C++ implementations of popular samplers and schedulers used for image generation (e.g. Stable Diffusion and Flux)
The samplers have been ported (to vanilla Python), but not tested. They are algorithmically identical to popular implementations, but may contain minor bugs.
The next step is to produce test values from an existing implementation (e.g. Forge WebUI), and ensure that this port matches those values.
Once it passes the numerical tests, I'll port the vanilla python implementation to C++.

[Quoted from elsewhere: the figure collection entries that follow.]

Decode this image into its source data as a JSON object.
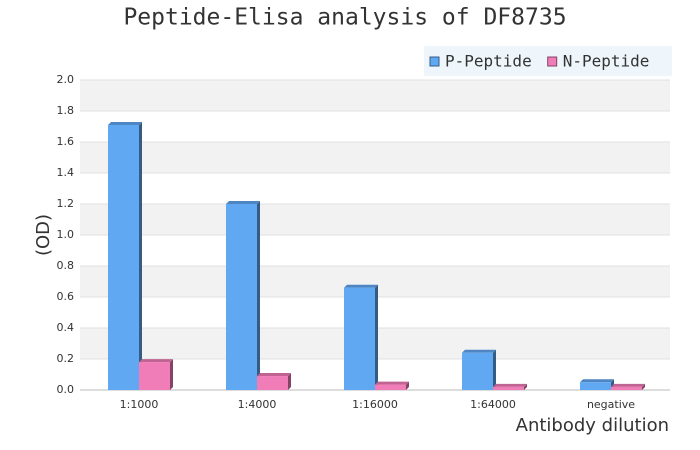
{
  "chart_data": {
    "type": "bar",
    "title": "Peptide-Elisa analysis of DF8735",
    "x_label": "Antibody dilution",
    "y_label": "(OD)",
    "categories": [
      "1:1000",
      "1:4000",
      "1:16000",
      "1:64000",
      "negative"
    ],
    "series": [
      {
        "name": "P-Peptide",
        "color": "#60a8f2",
        "values": [
          1.71,
          1.2,
          0.66,
          0.24,
          0.05
        ]
      },
      {
        "name": "N-Peptide",
        "color": "#f07cb8",
        "values": [
          0.18,
          0.09,
          0.035,
          0.02,
          0.02
        ]
      }
    ],
    "ylim": [
      0,
      2
    ],
    "yticks": [
      {
        "value": 0,
        "label": "0.0"
      },
      0.2,
      0.4,
      0.6,
      0.8,
      {
        "value": 1,
        "label": "1.0"
      },
      1.2,
      1.4,
      1.6,
      1.8,
      {
        "value": 2,
        "label": "2.0"
      }
    ],
    "grid": true,
    "legend": "top-right"
  }
}
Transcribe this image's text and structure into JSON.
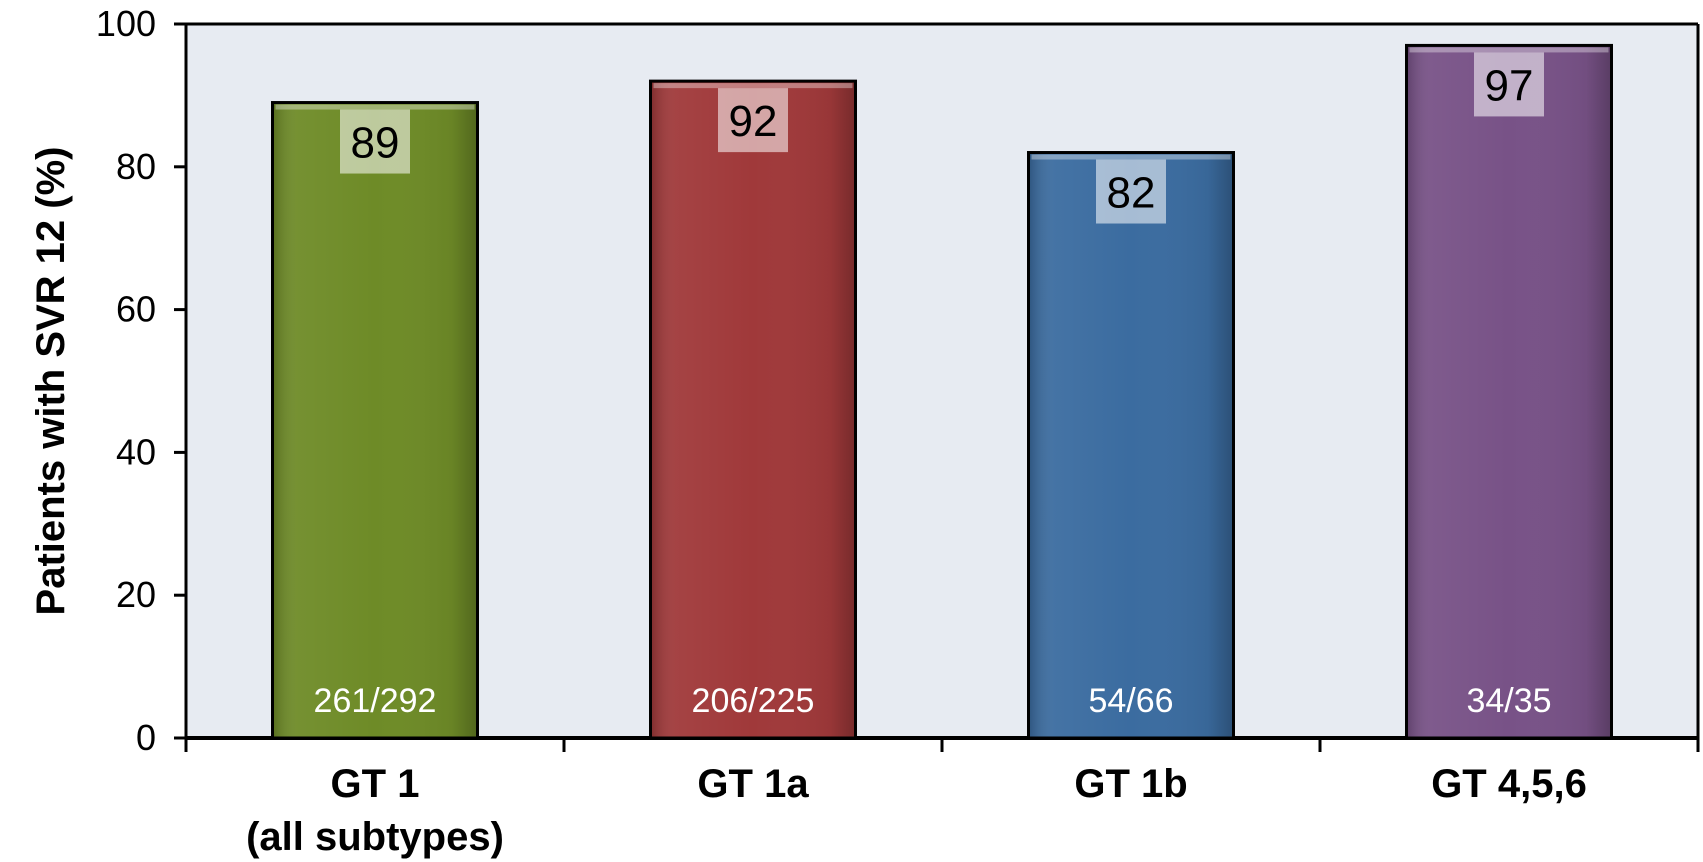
{
  "chart_data": {
    "type": "bar",
    "title": "",
    "xlabel": "",
    "ylabel": "Patients with SVR 12 (%)",
    "ylim": [
      0,
      100
    ],
    "yticks": [
      0,
      20,
      40,
      60,
      80,
      100
    ],
    "grid": false,
    "legend": "none",
    "categories": [
      [
        "GT 1",
        "(all subtypes)"
      ],
      [
        "GT 1a"
      ],
      [
        "GT 1b"
      ],
      [
        "GT 4,5,6"
      ]
    ],
    "values": [
      89,
      92,
      82,
      97
    ],
    "value_labels": [
      "89",
      "92",
      "82",
      "97"
    ],
    "ratios": [
      "261/292",
      "206/225",
      "54/66",
      "34/35"
    ],
    "colors": [
      "#6e8b27",
      "#a0393a",
      "#3b6ca0",
      "#785287"
    ],
    "plot_background": "#e7ebf2"
  }
}
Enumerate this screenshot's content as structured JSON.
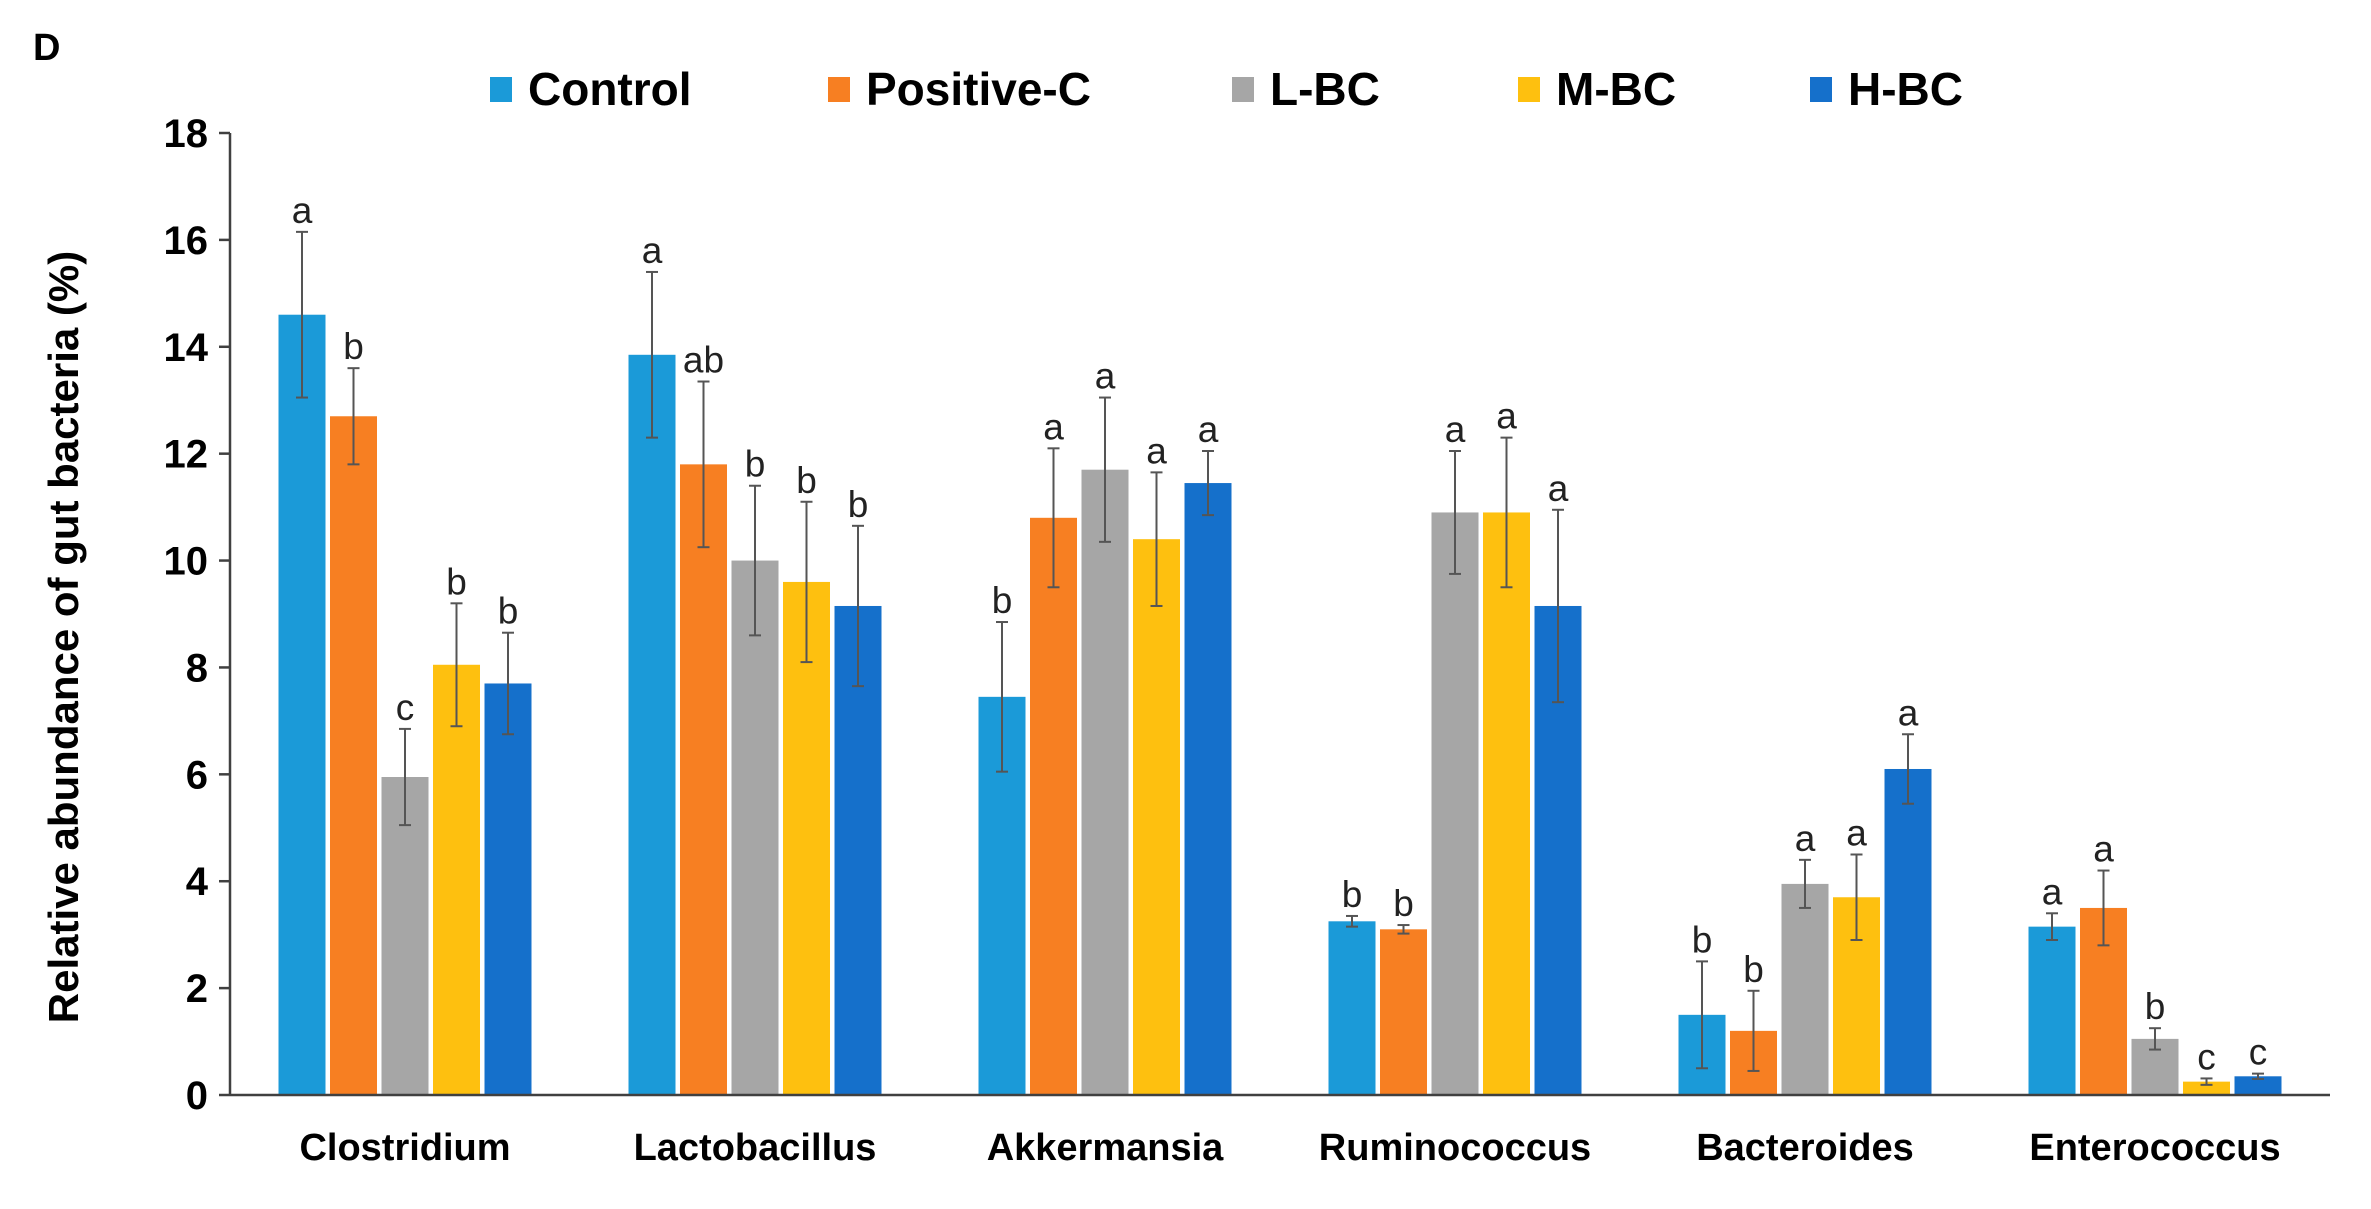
{
  "chart_data": {
    "type": "bar",
    "panel_label": "D",
    "title": "",
    "xlabel": "",
    "ylabel": "Relative abundance of gut bacteria (%)",
    "ylim": [
      0,
      18
    ],
    "yticks": [
      0,
      2,
      4,
      6,
      8,
      10,
      12,
      14,
      16,
      18
    ],
    "legend_position": "top",
    "categories": [
      "Clostridium",
      "Lactobacillus",
      "Akkermansia",
      "Ruminococcus",
      "Bacteroides",
      "Enterococcus"
    ],
    "series": [
      {
        "name": "Control",
        "color": "#1b9ad8",
        "values": [
          14.6,
          13.85,
          7.45,
          3.25,
          1.5,
          3.15
        ],
        "errors": [
          1.55,
          1.55,
          1.4,
          0.1,
          1.0,
          0.25
        ],
        "letters": [
          "a",
          "a",
          "b",
          "b",
          "b",
          "a"
        ]
      },
      {
        "name": "Positive-C",
        "color": "#f77f22",
        "values": [
          12.7,
          11.8,
          10.8,
          3.1,
          1.2,
          3.5
        ],
        "errors": [
          0.9,
          1.55,
          1.3,
          0.08,
          0.75,
          0.7
        ],
        "letters": [
          "b",
          "ab",
          "a",
          "b",
          "b",
          "a"
        ]
      },
      {
        "name": "L-BC",
        "color": "#a6a6a6",
        "values": [
          5.95,
          10.0,
          11.7,
          10.9,
          3.95,
          1.05
        ],
        "errors": [
          0.9,
          1.4,
          1.35,
          1.15,
          0.45,
          0.2
        ],
        "letters": [
          "c",
          "b",
          "a",
          "a",
          "a",
          "b"
        ]
      },
      {
        "name": "M-BC",
        "color": "#fec00f",
        "values": [
          8.05,
          9.6,
          10.4,
          10.9,
          3.7,
          0.25
        ],
        "errors": [
          1.15,
          1.5,
          1.25,
          1.4,
          0.8,
          0.06
        ],
        "letters": [
          "b",
          "b",
          "a",
          "a",
          "a",
          "c"
        ]
      },
      {
        "name": "H-BC",
        "color": "#1570cb",
        "values": [
          7.7,
          9.15,
          11.45,
          9.15,
          6.1,
          0.35
        ],
        "errors": [
          0.95,
          1.5,
          0.6,
          1.8,
          0.65,
          0.05
        ],
        "letters": [
          "b",
          "b",
          "a",
          "a",
          "a",
          "c"
        ]
      }
    ]
  }
}
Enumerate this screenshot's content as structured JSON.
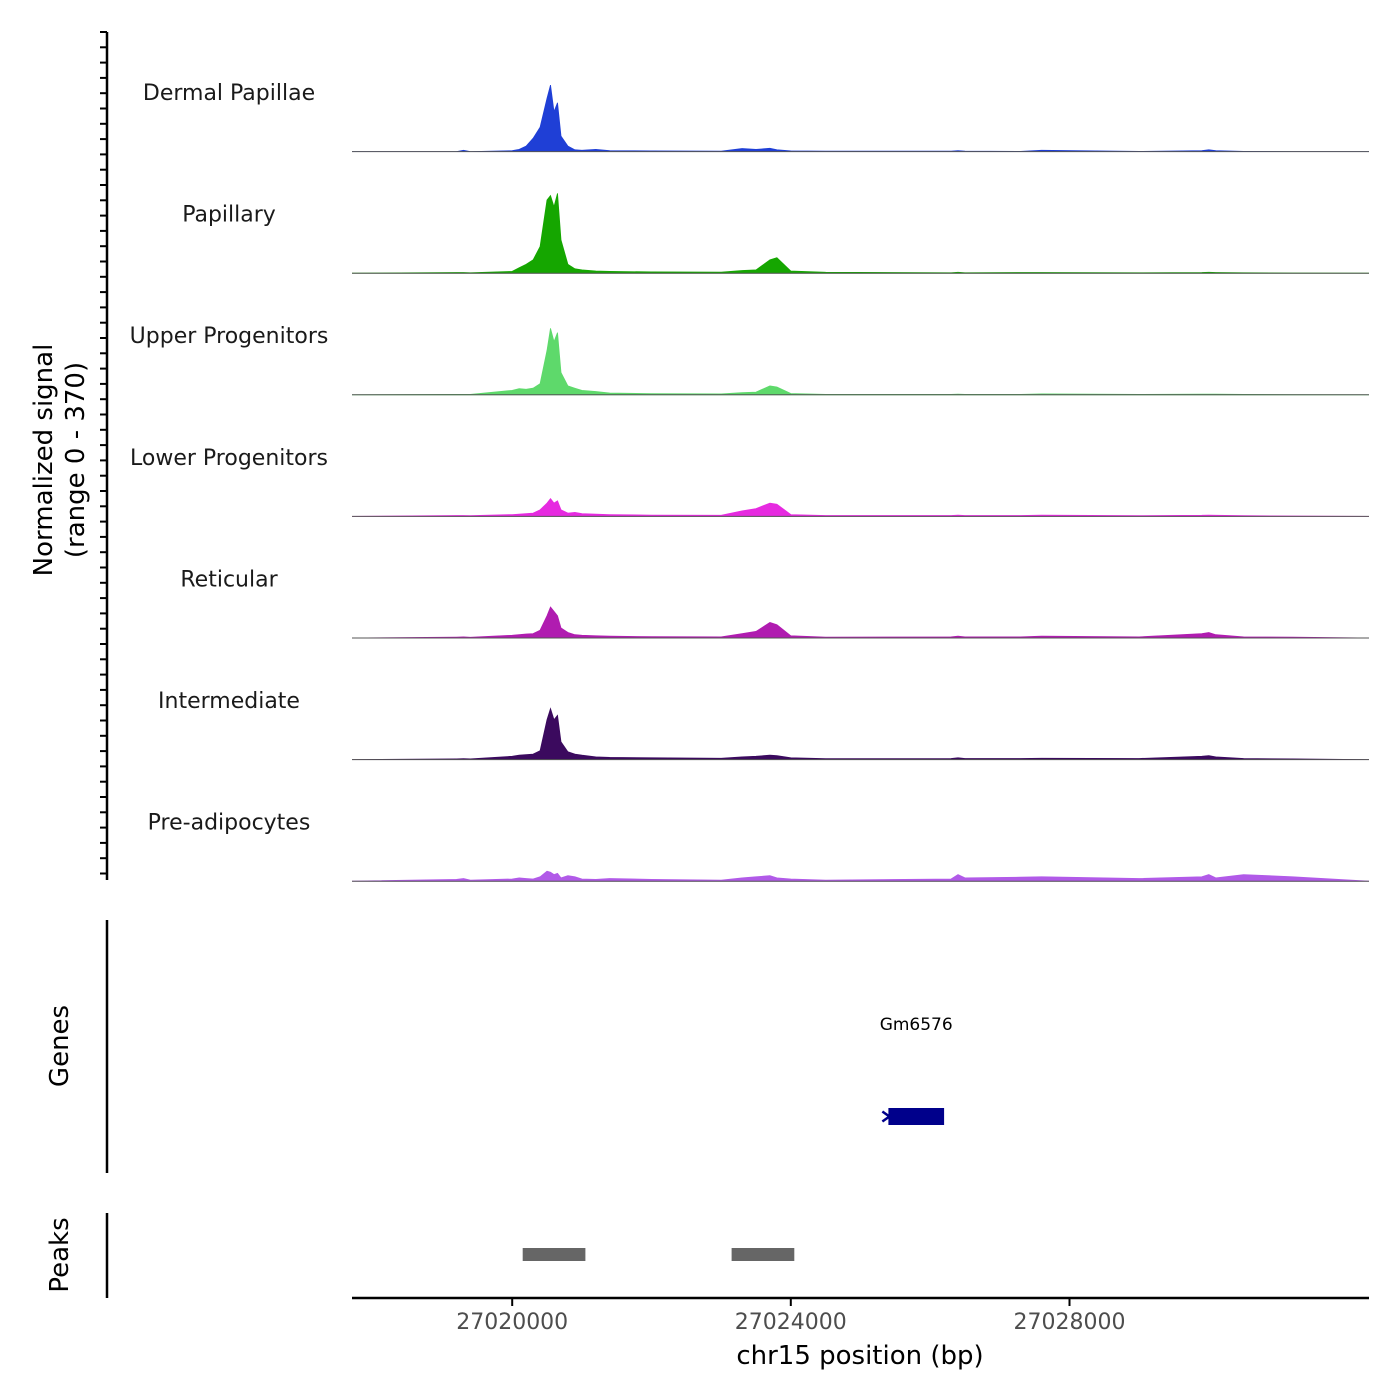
{
  "chart_data": {
    "type": "area",
    "ylabel_line1": "Normalized signal",
    "ylabel_line2": "(range 0 - 370)",
    "ylim": [
      0,
      370
    ],
    "xlabel": "chr15 position (bp)",
    "xlim": [
      27017700,
      27032300
    ],
    "xticks": [
      27020000,
      27024000,
      27028000
    ],
    "x": [
      27017700,
      27019200,
      27019300,
      27019400,
      27020000,
      27020100,
      27020200,
      27020300,
      27020400,
      27020500,
      27020550,
      27020600,
      27020650,
      27020700,
      27020800,
      27020900,
      27021000,
      27021200,
      27021400,
      27022000,
      27023000,
      27023300,
      27023500,
      27023700,
      27023800,
      27024000,
      27024500,
      27026300,
      27026400,
      27026500,
      27027300,
      27027600,
      27029000,
      27029900,
      27030000,
      27030100,
      27030500,
      27031200,
      27032300
    ],
    "series": [
      {
        "name": "Dermal Papillae",
        "color": "#1f3fd6",
        "values": [
          0,
          0,
          6,
          0,
          4,
          10,
          25,
          60,
          110,
          240,
          300,
          180,
          220,
          70,
          25,
          8,
          6,
          10,
          4,
          3,
          2,
          14,
          10,
          15,
          8,
          3,
          2,
          2,
          4,
          2,
          1,
          6,
          1,
          4,
          8,
          4,
          1,
          0,
          0
        ]
      },
      {
        "name": "Papillary",
        "color": "#15a600",
        "values": [
          0,
          3,
          3,
          2,
          8,
          25,
          40,
          60,
          120,
          330,
          350,
          300,
          360,
          150,
          40,
          20,
          15,
          10,
          8,
          6,
          5,
          12,
          15,
          60,
          70,
          10,
          4,
          2,
          4,
          2,
          3,
          3,
          2,
          3,
          4,
          3,
          2,
          1,
          0
        ]
      },
      {
        "name": "Upper Progenitors",
        "color": "#5ed96b",
        "values": [
          0,
          2,
          2,
          2,
          20,
          28,
          25,
          30,
          50,
          200,
          300,
          240,
          280,
          100,
          40,
          30,
          20,
          15,
          8,
          5,
          4,
          10,
          12,
          40,
          35,
          6,
          2,
          2,
          3,
          2,
          2,
          4,
          2,
          3,
          3,
          3,
          2,
          1,
          0
        ]
      },
      {
        "name": "Lower Progenitors",
        "color": "#e62ae0",
        "values": [
          0,
          4,
          4,
          3,
          8,
          10,
          12,
          15,
          30,
          60,
          80,
          60,
          70,
          30,
          15,
          18,
          12,
          10,
          8,
          6,
          5,
          25,
          35,
          60,
          55,
          8,
          4,
          4,
          6,
          4,
          4,
          6,
          3,
          5,
          6,
          5,
          3,
          2,
          0
        ]
      },
      {
        "name": "Reticular",
        "color": "#b01cb0",
        "values": [
          0,
          4,
          5,
          3,
          12,
          15,
          18,
          20,
          35,
          100,
          140,
          120,
          100,
          45,
          25,
          15,
          12,
          10,
          8,
          6,
          5,
          20,
          30,
          70,
          60,
          10,
          4,
          5,
          8,
          5,
          5,
          8,
          5,
          20,
          25,
          15,
          5,
          4,
          0
        ]
      },
      {
        "name": "Intermediate",
        "color": "#3b0a5e",
        "values": [
          0,
          3,
          4,
          3,
          15,
          20,
          22,
          25,
          40,
          180,
          230,
          180,
          200,
          80,
          35,
          25,
          20,
          12,
          10,
          8,
          6,
          12,
          15,
          20,
          18,
          8,
          4,
          5,
          8,
          5,
          5,
          6,
          5,
          15,
          18,
          12,
          5,
          3,
          0
        ]
      },
      {
        "name": "Pre-adipocytes",
        "color": "#b15ae8",
        "values": [
          0,
          8,
          12,
          5,
          10,
          15,
          12,
          10,
          20,
          45,
          40,
          30,
          35,
          15,
          25,
          20,
          10,
          8,
          12,
          8,
          5,
          15,
          20,
          25,
          15,
          10,
          5,
          10,
          30,
          15,
          18,
          20,
          12,
          20,
          30,
          15,
          30,
          20,
          0
        ]
      }
    ],
    "genes": [
      {
        "name": "Gm6576",
        "start": 27025400,
        "end": 27026200,
        "strand": "-"
      }
    ],
    "peaks": [
      {
        "start": 27020150,
        "end": 27021050
      },
      {
        "start": 27023150,
        "end": 27024050
      }
    ],
    "panels": {
      "genes_label": "Genes",
      "peaks_label": "Peaks"
    }
  }
}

- Separated Architecture: Schedulers (noise schedules) and Samplers (stepping algorithms) are independent
- (TBD) Numerically Verified: All implementations tested against reference values
- No Dependencies: Only standard library (no PyTorch/LibTorch needed)
- Uniform
- Karras
- Exponential
// easy to add more
- ddim
- heun
- euler
- euler_a
- dpm2
- dpm2_a
- dpm_fast
- dpm_adaptive
- lms
- dpmpp_2s_a
- dpmpp_sde
- dpmpp_2m
- dpmpp_2m (v2)
- dpmpp_2m_sde
- dpmpp_2m_sde_heun
- dpmpp_3m_sde
- look at "beta_schedule": "scaled_linear", and "steps_offset": 1, (used in SD 1.5), and whether that's being respected in the new implementation.
- look at timestep_spacing: "linspace", "trailing" etc. diffusers first creates the timesteps (using spacing), then the sigmas, and then converts those sigmas to karras, exp, etc.
- check if any samplers don't have model input or output scaling. I think the new DPMSolver implementation has a bug (it doesn't scale the model outputs), whereas diffusers does.